In 1991, the Reserve Bank of India had to open its vaults and allow 67 tonnes of gold to be airlifted out of India, which was pledged with different banks abroad to raise a loan of $600 million. The money was meant to save the country from defaulting on repayment of the IMF loan. Also, at that time, Delhi had foreign currency reserves to cover just three weeks of imports.
The gold airlifting episode of the Chandrashekhar era remains etched as a bad memory in the minds of many Indians. However, not many would know as to how efficiently the then prime minister had handled a delicate financial situation even as he headed a minority government and later as a caretaker PM, for a little over a year.
Interestingly, Chandrashekhar would come across as a leader who spoke crisply, be it while addressing the nation or interacting with media. He was the first PM to enter a Doordarshan studio without a script for his first address to the nation as PM. Not only he spoke extempore but also completed his address in exactly 20 minutes without a fumble or retake.

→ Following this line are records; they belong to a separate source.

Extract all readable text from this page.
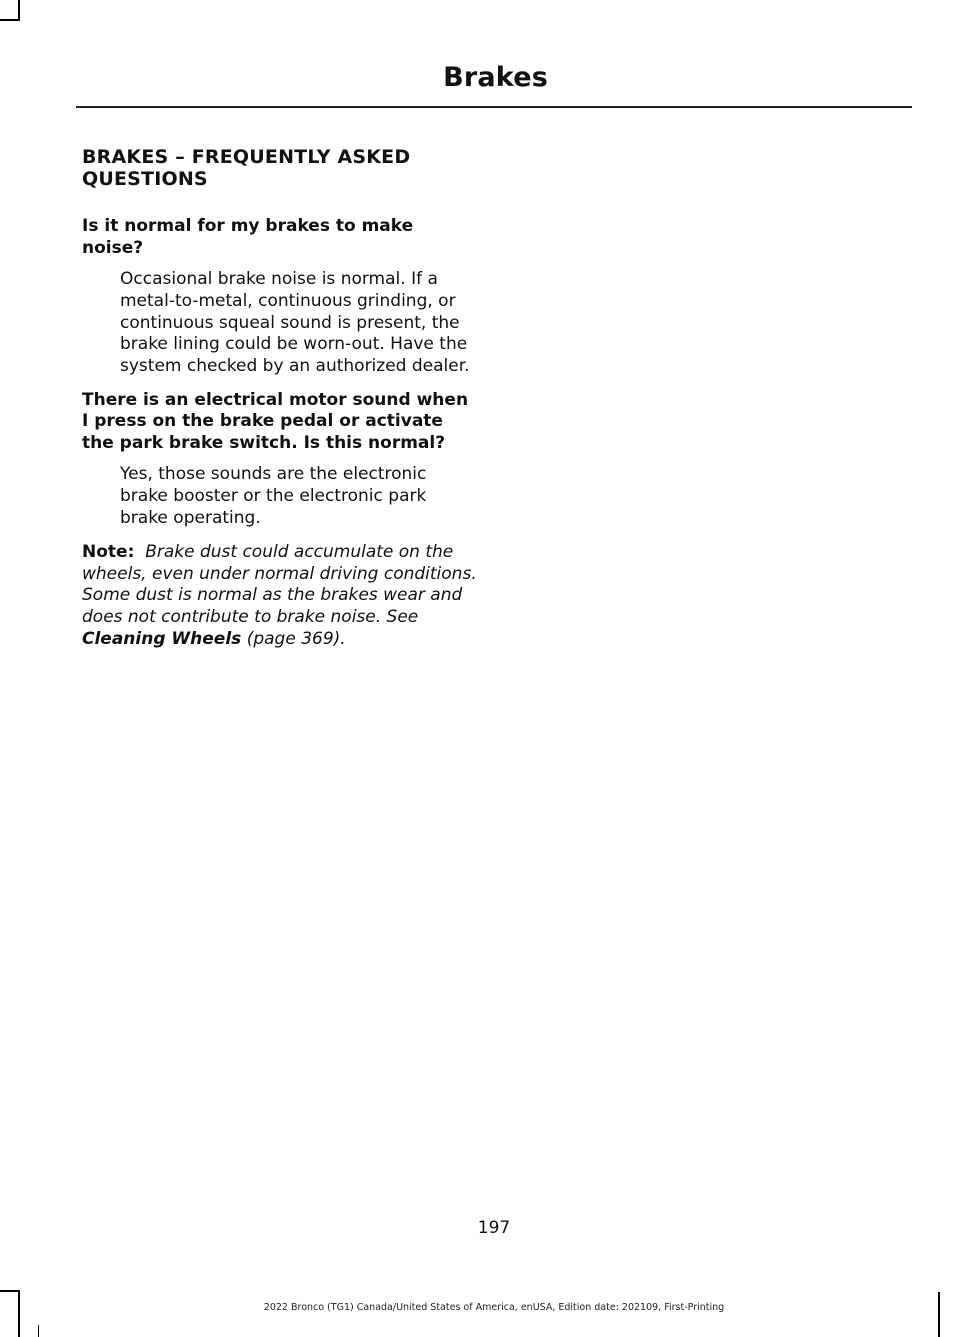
Brakes
BRAKES – FREQUENTLY ASKED QUESTIONS
Is it normal for my brakes to make noise?
Occasional brake noise is normal. If a metal-to-metal, continuous grinding, or continuous squeal sound is present, the brake lining could be worn-out. Have the system checked by an authorized dealer.
There is an electrical motor sound when I press on the brake pedal or activate the park brake switch. Is this normal?
Yes, those sounds are the electronic brake booster or the electronic park brake operating.

Note: Brake dust could accumulate on the wheels, even under normal driving conditions. Some dust is normal as the brakes wear and does not contribute to brake noise. See Cleaning Wheels (page 369).

197
2022 Bronco (TG1) Canada/United States of America, enUSA, Edition date: 202109, First-Printing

As against this, his successor, PV Narasimha Rao, a polyglot, writer and thinker, never spoke his mind. His silence was to be interpreted. Yet, it was under him that major economic reforms were initiated, without any opposition. Also, it was during his term that MPLADS was initiated as compensation to the lawmakers’ for their curtailed role in helping people after the end of the license and subsidy era.
These are some of the vignettes from the past that are brought alive in ‘Conflict Communication: Chronicles of a Communicator’ by former principal information officer I Ramamohan Rao. The book takes readers through five decades of government’s ways of communicating with the nation and the rest of the world. It gives them an impressionist’s view of the personalities of India’s five prime ministers – from Jawaharlal Nehru to Atal Bihari Vajpayee – through the eyes of the author.

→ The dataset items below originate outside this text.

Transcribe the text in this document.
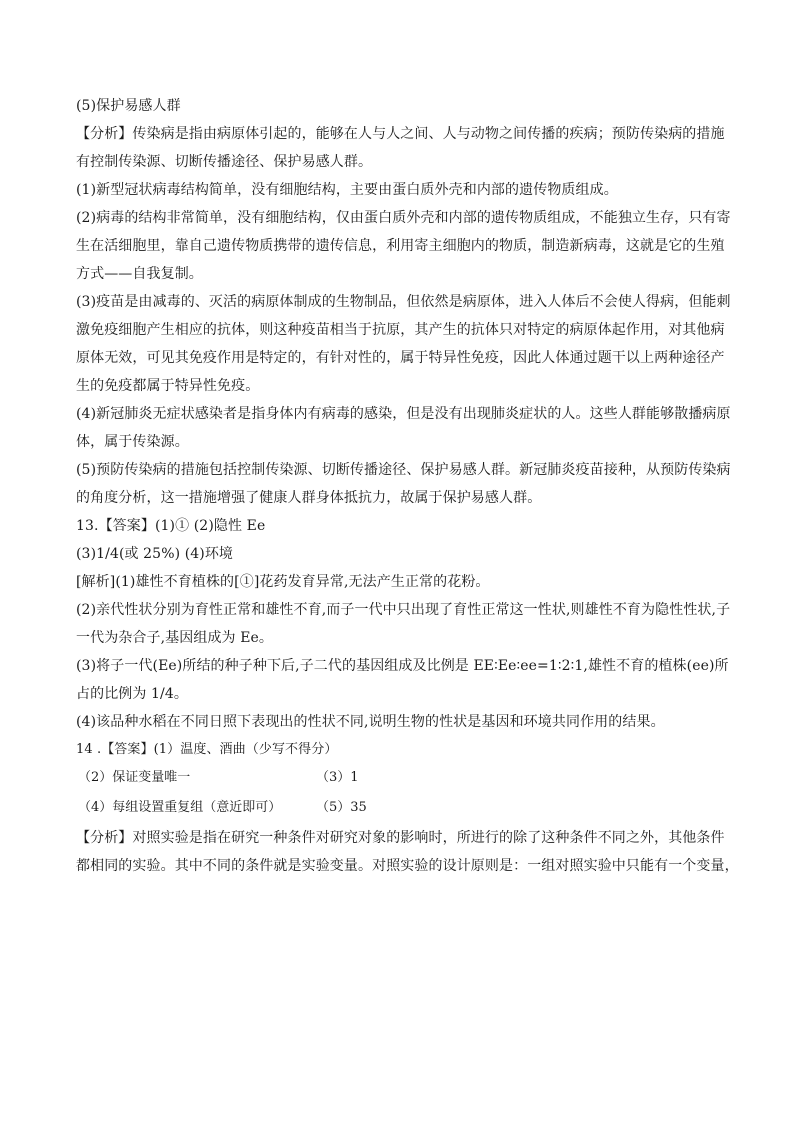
(5)保护易感人群
【分析】传染病是指由病原体引起的，能够在人与人之间、人与动物之间传播的疾病；预防传染病的措施
有控制传染源、切断传播途径、保护易感人群。
(1)新型冠状病毒结构简单，没有细胞结构，主要由蛋白质外壳和内部的遗传物质组成。
(2)病毒的结构非常简单，没有细胞结构，仅由蛋白质外壳和内部的遗传物质组成，不能独立生存，只有寄
生在活细胞里，靠自己遗传物质携带的遗传信息，利用寄主细胞内的物质，制造新病毒，这就是它的生殖
方式——自我复制。
(3)疫苗是由减毒的、灭活的病原体制成的生物制品，但依然是病原体，进入人体后不会使人得病，但能刺
激免疫细胞产生相应的抗体，则这种疫苗相当于抗原，其产生的抗体只对特定的病原体起作用，对其他病
原体无效，可见其免疫作用是特定的，有针对性的，属于特异性免疫，因此人体通过题干以上两种途径产
生的免疫都属于特异性免疫。
(4)新冠肺炎无症状感染者是指身体内有病毒的感染，但是没有出现肺炎症状的人。这些人群能够散播病原
体，属于传染源。
(5)预防传染病的措施包括控制传染源、切断传播途径、保护易感人群。新冠肺炎疫苗接种，从预防传染病
的角度分析，这一措施增强了健康人群身体抵抗力，故属于保护易感人群。
13.【答案】(1)① (2)隐性 Ee
(3)1/4(或 25%) (4)环境
[解析](1)雄性不育植株的[①]花药发育异常,无法产生正常的花粉。
(2)亲代性状分别为育性正常和雄性不育,而子一代中只出现了育性正常这一性状,则雄性不育为隐性性状,子
一代为杂合子,基因组成为 Ee。
(3)将子一代(Ee)所结的种子种下后,子二代的基因组成及比例是 EE∶Ee∶ee=1∶2∶1,雄性不育的植株(ee)所
占的比例为 1/4。
(4)该品种水稻在不同日照下表现出的性状不同,说明生物的性状是基因和环境共同作用的结果。
14 .【答案】(1）温度、酒曲（少写不得分）
（2）保证变量唯一	（3）1
（4）每组设置重复组（意近即可）	（5）35
【分析】对照实验是指在研究一种条件对研究对象的影响时，所进行的除了这种条件不同之外，其他条件
都相同的实验。其中不同的条件就是实验变量。对照实验的设计原则是：一组对照实验中只能有一个变量，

Rao’s book deals with facts and refrains from giving the author’s opinion on either events or personalities. Simple style with near avoidance of subjective adjectives makes the book highly readable, authentic and informative.
Rao’s account makes it clear that governments at all levels need to take communication seriously in order to avoid media trials or major trust gaps with the common people. Proper and timely communication also facilitates policy implementation. When Manmohan Singh as finance minister had to take some harsh measures to rejuvenate the collapsing Indian economy in 1991, he had no idea that the ground for it had already been cleared by the senior bureaucrats and policymakers. He took measures that, in short term, were very harsh on people, but didn’t invite criticism from press or a public backlash. It seems bureaucrats had briefed media over many months on the national financial emergency hence it did not create panic or unrest.
However, later the same Manmohan Singh as prime minister had failed in winning people’s trust; and the Congress lost elections on the issue of adverse impact of reforms on prices. How did the Congress government lose its rapport with the media and people?
The book deals with the author’s experience of conflict situations in the Middle East, 1965 and 1971 Indo-Pak wars, the IPKF operations in Sri Lanka, Punjab and Kashmir terrorism. A firm and clear communication policy had helped the Indian army in defeating Pakistan and liberating Bangladesh in 1971, while a lack of it had created a mess in Kashmir in the initial years of Pakistan-backed militancy.
Also, while the Indian army seemed ill-equipped in front of the Pakistan army’s American arsenal in 1965, and had won the war only because of it’s brave soldiers, the defence forces were soon to realise the importance of telling the country men about their need of modern arms and ammunition.
The book could provide many a good lesson for the Modi government which has very little interaction with the media and tries to believe in its own hyperbole.